Griesenbeck v. Curry
Griesenbeck v. Curry
Opinion
IN THE UNITED STATES COURT OF APPEALS FOR THE FIFTH CIRCUIT
No. 98-50022 Summary Calendar
WILLIE MARIE GRIESENBECK, individually, and for the benefit of her sons, Michael Todd Griesenbeck, Charles Wade Griesenbeck; CHARLES GRIESENBECK, Plaintiffs-Appellants, versus
PETER MICHAEL CURRY, Visiting Judge, 73rd District Court; DAVID PEEPLES, Judge, 224th District Court; JOHN D. GABRIEL, Judge, 131st District Court; JOHN J. SPECIA, JR., Judge, 225th District Court; MICHAEL PEDEN, Judge, 285th District Court; JANET LITTLEJOHN, Judge, 150th District Court, Defendants-Appellees.
Appeal from the United States District Court for the Western District of Texas USDC No.

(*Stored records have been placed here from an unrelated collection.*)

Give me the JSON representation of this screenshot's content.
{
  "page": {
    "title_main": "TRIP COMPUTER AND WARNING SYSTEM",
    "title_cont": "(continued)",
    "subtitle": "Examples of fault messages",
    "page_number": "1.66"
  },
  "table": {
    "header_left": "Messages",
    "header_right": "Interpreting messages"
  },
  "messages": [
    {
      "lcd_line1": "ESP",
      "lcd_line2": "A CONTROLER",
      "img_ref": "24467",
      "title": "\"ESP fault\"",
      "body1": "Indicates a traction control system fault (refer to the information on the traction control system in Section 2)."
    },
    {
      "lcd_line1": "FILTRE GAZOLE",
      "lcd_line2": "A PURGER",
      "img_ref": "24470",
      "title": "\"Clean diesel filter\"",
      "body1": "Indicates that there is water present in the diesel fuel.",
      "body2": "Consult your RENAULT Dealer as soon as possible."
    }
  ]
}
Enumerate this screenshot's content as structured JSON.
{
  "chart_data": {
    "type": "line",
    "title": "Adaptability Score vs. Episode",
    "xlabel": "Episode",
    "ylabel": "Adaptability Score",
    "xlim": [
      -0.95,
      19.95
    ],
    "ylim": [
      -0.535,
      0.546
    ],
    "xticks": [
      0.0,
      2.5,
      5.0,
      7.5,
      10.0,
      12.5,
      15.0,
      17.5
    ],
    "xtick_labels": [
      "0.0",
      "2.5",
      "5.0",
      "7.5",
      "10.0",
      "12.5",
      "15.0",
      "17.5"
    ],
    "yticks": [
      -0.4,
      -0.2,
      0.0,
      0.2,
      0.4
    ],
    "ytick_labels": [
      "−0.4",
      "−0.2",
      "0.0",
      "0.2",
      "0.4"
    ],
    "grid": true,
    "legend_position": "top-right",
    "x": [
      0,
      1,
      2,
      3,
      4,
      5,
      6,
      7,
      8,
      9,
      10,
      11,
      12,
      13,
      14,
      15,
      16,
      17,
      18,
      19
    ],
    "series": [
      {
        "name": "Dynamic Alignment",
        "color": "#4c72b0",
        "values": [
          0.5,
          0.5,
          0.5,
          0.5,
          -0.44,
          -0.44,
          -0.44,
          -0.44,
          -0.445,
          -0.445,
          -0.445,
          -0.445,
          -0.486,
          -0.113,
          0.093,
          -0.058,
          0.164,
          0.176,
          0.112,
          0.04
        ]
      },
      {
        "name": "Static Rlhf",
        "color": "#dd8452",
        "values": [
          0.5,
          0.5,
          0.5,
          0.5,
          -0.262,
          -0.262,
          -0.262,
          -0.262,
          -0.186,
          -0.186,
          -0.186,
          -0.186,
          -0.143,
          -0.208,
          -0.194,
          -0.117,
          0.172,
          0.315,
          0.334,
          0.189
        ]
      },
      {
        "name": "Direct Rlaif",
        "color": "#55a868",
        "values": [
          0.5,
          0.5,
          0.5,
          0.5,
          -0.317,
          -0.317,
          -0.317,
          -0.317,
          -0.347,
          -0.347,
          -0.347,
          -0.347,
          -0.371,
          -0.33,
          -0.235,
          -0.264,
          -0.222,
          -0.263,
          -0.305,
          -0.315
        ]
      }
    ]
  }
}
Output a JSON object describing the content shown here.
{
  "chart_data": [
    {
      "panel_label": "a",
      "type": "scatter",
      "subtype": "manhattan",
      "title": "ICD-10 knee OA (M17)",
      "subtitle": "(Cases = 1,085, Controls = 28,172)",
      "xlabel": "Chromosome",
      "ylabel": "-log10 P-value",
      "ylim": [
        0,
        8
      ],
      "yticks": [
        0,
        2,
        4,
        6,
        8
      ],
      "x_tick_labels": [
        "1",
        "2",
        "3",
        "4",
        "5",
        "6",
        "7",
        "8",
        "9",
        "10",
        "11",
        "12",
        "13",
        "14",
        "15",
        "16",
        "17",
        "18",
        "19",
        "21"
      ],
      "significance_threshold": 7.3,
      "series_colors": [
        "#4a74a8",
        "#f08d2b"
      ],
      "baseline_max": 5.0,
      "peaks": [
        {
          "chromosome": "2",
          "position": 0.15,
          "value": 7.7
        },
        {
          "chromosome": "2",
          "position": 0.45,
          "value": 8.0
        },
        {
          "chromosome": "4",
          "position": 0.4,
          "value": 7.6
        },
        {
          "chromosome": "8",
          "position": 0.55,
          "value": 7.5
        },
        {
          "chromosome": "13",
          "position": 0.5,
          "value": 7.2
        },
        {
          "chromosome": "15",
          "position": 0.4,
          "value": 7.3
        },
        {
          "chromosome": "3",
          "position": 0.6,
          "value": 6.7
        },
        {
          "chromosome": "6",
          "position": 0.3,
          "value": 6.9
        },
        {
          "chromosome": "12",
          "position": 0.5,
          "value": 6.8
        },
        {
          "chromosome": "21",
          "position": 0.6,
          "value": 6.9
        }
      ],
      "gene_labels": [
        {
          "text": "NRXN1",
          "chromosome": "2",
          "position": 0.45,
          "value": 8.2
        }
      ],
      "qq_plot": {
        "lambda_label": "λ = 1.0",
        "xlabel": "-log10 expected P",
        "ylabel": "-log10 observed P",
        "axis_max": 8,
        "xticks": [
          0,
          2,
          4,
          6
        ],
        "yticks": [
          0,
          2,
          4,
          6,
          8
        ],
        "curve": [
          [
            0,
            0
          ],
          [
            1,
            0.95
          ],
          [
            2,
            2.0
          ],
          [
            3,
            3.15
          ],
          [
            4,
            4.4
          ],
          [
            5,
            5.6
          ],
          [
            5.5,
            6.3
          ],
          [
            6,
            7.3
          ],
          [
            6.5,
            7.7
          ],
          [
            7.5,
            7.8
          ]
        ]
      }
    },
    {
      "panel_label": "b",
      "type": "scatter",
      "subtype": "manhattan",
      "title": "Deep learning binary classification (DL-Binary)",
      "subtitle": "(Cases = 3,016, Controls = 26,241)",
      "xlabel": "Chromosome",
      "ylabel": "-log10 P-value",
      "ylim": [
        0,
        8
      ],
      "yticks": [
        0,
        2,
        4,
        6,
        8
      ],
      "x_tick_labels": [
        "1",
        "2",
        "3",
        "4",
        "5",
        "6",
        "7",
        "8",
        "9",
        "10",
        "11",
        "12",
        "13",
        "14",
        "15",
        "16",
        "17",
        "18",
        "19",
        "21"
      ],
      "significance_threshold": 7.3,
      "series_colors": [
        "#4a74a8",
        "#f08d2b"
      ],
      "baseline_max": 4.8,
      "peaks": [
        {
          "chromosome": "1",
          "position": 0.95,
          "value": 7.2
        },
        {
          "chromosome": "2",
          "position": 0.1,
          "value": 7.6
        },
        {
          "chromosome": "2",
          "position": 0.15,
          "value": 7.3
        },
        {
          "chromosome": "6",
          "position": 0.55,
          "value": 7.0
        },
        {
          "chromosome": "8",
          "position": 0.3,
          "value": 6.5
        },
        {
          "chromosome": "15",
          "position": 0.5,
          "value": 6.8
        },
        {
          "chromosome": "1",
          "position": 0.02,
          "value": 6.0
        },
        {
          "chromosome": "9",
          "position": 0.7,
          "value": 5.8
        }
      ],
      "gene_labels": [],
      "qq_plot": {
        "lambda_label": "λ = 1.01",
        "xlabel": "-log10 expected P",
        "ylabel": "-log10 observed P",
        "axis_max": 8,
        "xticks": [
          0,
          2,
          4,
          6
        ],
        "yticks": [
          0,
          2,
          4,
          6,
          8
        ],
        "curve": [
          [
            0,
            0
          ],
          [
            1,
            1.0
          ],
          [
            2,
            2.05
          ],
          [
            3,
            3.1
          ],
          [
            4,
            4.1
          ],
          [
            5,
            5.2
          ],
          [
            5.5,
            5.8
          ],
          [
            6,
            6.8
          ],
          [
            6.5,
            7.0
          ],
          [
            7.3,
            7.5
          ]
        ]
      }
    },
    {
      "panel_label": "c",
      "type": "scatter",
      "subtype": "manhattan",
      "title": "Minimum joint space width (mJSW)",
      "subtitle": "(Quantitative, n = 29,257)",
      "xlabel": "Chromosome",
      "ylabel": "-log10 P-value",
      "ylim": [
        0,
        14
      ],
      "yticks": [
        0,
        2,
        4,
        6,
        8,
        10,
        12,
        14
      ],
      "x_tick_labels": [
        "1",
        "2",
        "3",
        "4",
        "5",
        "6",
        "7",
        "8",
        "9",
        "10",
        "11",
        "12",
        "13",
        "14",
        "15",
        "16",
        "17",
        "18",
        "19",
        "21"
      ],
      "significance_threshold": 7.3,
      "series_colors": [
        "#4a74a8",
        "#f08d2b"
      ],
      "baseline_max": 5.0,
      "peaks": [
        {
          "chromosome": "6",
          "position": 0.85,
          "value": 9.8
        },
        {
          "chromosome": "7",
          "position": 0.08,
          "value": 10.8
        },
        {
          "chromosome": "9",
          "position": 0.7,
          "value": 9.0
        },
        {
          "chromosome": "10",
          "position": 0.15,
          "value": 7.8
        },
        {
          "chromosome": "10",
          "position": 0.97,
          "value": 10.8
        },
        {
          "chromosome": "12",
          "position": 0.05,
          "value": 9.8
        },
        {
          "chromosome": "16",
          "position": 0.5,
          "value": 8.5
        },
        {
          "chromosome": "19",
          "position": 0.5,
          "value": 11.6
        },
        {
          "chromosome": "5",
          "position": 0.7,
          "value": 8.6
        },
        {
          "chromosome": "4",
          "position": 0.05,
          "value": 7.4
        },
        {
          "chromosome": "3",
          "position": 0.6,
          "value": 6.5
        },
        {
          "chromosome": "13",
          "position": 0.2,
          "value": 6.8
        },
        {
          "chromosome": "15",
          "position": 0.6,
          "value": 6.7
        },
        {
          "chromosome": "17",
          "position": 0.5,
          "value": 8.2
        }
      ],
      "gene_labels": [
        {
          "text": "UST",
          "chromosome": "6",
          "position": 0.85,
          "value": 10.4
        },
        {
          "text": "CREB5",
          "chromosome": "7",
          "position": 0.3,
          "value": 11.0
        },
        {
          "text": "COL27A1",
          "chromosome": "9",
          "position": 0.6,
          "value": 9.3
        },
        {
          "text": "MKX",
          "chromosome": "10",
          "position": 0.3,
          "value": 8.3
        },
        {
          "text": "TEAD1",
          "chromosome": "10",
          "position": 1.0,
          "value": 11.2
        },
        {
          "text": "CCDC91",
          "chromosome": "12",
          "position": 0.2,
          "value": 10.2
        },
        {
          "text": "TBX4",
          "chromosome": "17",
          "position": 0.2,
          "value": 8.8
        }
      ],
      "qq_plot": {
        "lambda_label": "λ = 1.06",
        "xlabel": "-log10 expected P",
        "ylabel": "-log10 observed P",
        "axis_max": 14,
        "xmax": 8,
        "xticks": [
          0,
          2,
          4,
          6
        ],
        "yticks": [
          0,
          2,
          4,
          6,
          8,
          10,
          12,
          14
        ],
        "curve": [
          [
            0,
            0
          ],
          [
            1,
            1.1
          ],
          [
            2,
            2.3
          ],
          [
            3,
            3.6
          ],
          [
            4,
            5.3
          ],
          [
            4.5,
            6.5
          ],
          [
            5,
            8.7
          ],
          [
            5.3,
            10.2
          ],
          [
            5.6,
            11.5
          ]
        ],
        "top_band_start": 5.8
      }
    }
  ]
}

SA-97-CV-1419
June 22, 1999 Before GARWOOD, JOLLY and BARKSDALE, Circuit Judges.* PER CURIAM: Willie Marie Griesenbeck, individually and on behalf of her sons, Michael Todd Griesenbeck and Charles Wade Griesenbeck, and * Pursuant to 5TH CIR. R. 47.5 the Court has determined that this opinion should not be published and is not precedent except under the limited circumstances set forth in 5TH CIR. R. 47.5.4.
Charles Griesenbeck appeal from the district court’s denial of injunctive relief in their civil rights action. The Griesenbecks argue that the district court erred by denying their request for injunctive relief prior to any response by the defendants and without an evidentiary hearing. Because there is a pending state proceeding and the Griesenbecks have not demonstrated that they will not have an adequate opportunity to raise constitutional challenges in state court, the district court correctly determined that it should not intervene. Accordingly, the judgment of the district court is
AFFIRMED.1
Although appellees urge “that the district court properly denied the Griesenbecks’ request for injunctive relief,” they also ask that this Court “dismiss the Griesenbecks’ complaint” for want of subject matter jurisdiction, as the federal claim asserted is not substantial, or alternatively “direct the district court to abstain” under the general principles of Younger v. Harris, 401 U.S. 37 (1971), and Rooker v. Fidelity Trust Co., 263 U.S. 413 (1923). However, appellees have not filed any appeal (or cross- appeal) from any order or action of the district court, and the district court has not ruled on appellees’ motion to dismiss raising those contentions which was filed after the district court’s herein appealed order denying all injunctive relief.
Hence, we do not directly rule on these contentions of appellees.
We note, however, that the district court in its denial of injunctive relief expressly (and properly) relied, inter alia, on the general principles of Younger and Rooker.